Little Ed and I were reunited a few years ago.  We hadn't seen each other since we were babies.  His skin is thick enough to cover all of his organs and you would never know the trauma he went through at birth.  Interestingly enough, he is engaged to a wonderful woman who is in a wheelchair.  She has cerebral palsy.  He is truly an amazing person in the way that he cares for and loves her.  I was thrilled to reunite with Ed and to meet Kelly.

I truly am thankful to be alive.  I think I came 13 weeks early because I was so excited to get a jump start on the adventure that is life!  I have never been one to miss out on the fun.  Not to mention, I am a little claustrophobic so staying in the womb for 40 weeks just wasn't going to work for me.
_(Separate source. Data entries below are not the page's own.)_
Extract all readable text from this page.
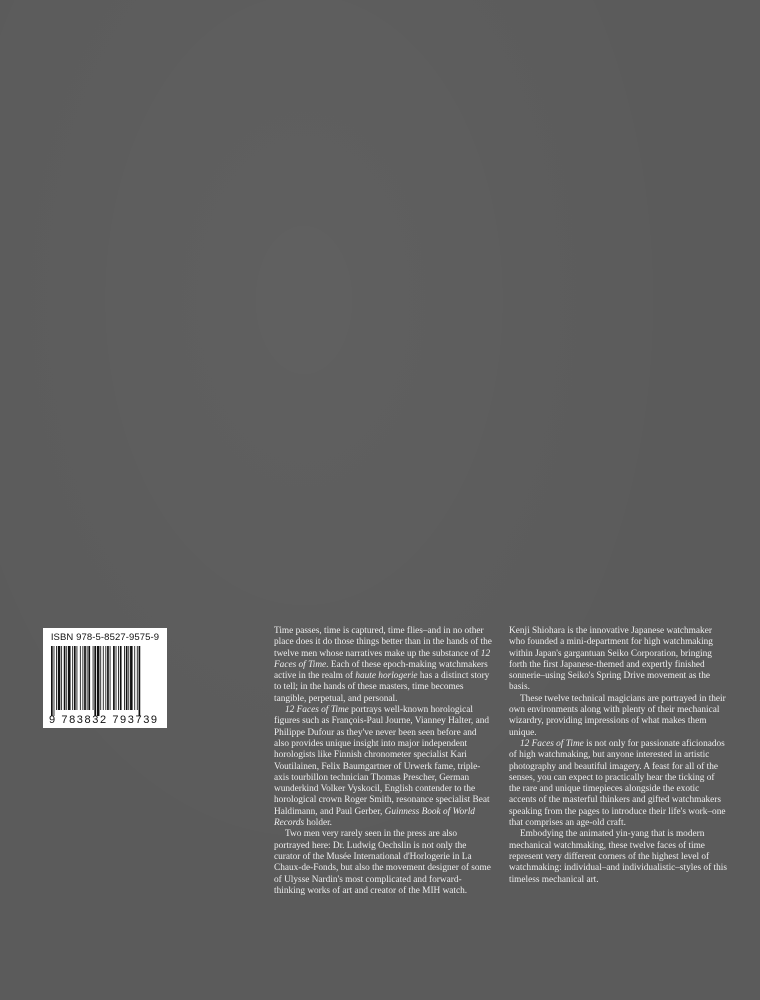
ISBN 978-5-8527-9575-9
9 783832 793739

Time passes, time is captured, time flies–and in no other place does it do those things better than in the hands of the twelve men whose narratives make up the substance of 12 Faces of Time. Each of these epoch-making watchmakers active in the realm of haute horlogerie has a distinct story to tell; in the hands of these masters, time becomes tangible, perpetual, and personal.

12 Faces of Time portrays well-known horological figures such as François-Paul Journe, Vianney Halter, and Philippe Dufour as they've never been seen before and also provides unique insight into major independent horologists like Finnish chronometer specialist Kari Voutilainen, Felix Baumgartner of Urwerk fame, triple-axis tourbillon technician Thomas Prescher, German wunderkind Volker Vyskocil, English contender to the horological crown Roger Smith, resonance specialist Beat Haldimann, and Paul Gerber, Guinness Book of World Records holder.

Two men very rarely seen in the press are also portrayed here: Dr. Ludwig Oechslin is not only the curator of the Musée International d'Horlogerie in La Chaux-de-Fonds, but also the movement designer of some of Ulysse Nardin's most complicated and forward-thinking works of art and creator of the MIH watch.

Kenji Shiohara is the innovative Japanese watchmaker who founded a mini-department for high watchmaking within Japan's gargantuan Seiko Corporation, bringing forth the first Japanese-themed and expertly finished sonnerie–using Seiko's Spring Drive movement as the basis.

These twelve technical magicians are portrayed in their own environments along with plenty of their mechanical wizardry, providing impressions of what makes them unique.

12 Faces of Time is not only for passionate aficionados of high watchmaking, but anyone interested in artistic photography and beautiful imagery. A feast for all of the senses, you can expect to practically hear the ticking of the rare and unique timepieces alongside the exotic accents of the masterful thinkers and gifted watchmakers speaking from the pages to introduce their life's work–one that comprises an age-old craft.

Embodying the animated yin-yang that is modern mechanical watchmaking, these twelve faces of time represent very different corners of the highest level of watchmaking: individual–and individualistic–styles of this timeless mechanical art.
God has blessed me in many ways and I look forward to what the future holds.  Right now,  I am going to eat a cupcake s'mores to celebrate my homecoming!

2 comments:

  1. Jess, I love you so much, and I am SO glad that you were born, that you lived, and that you came home! I'm going to celebrate you today, too!

    ReplyDelete
  2. Thanks Karen! I really would like to see you soon. Perhaps a trip to Boulder is in my future.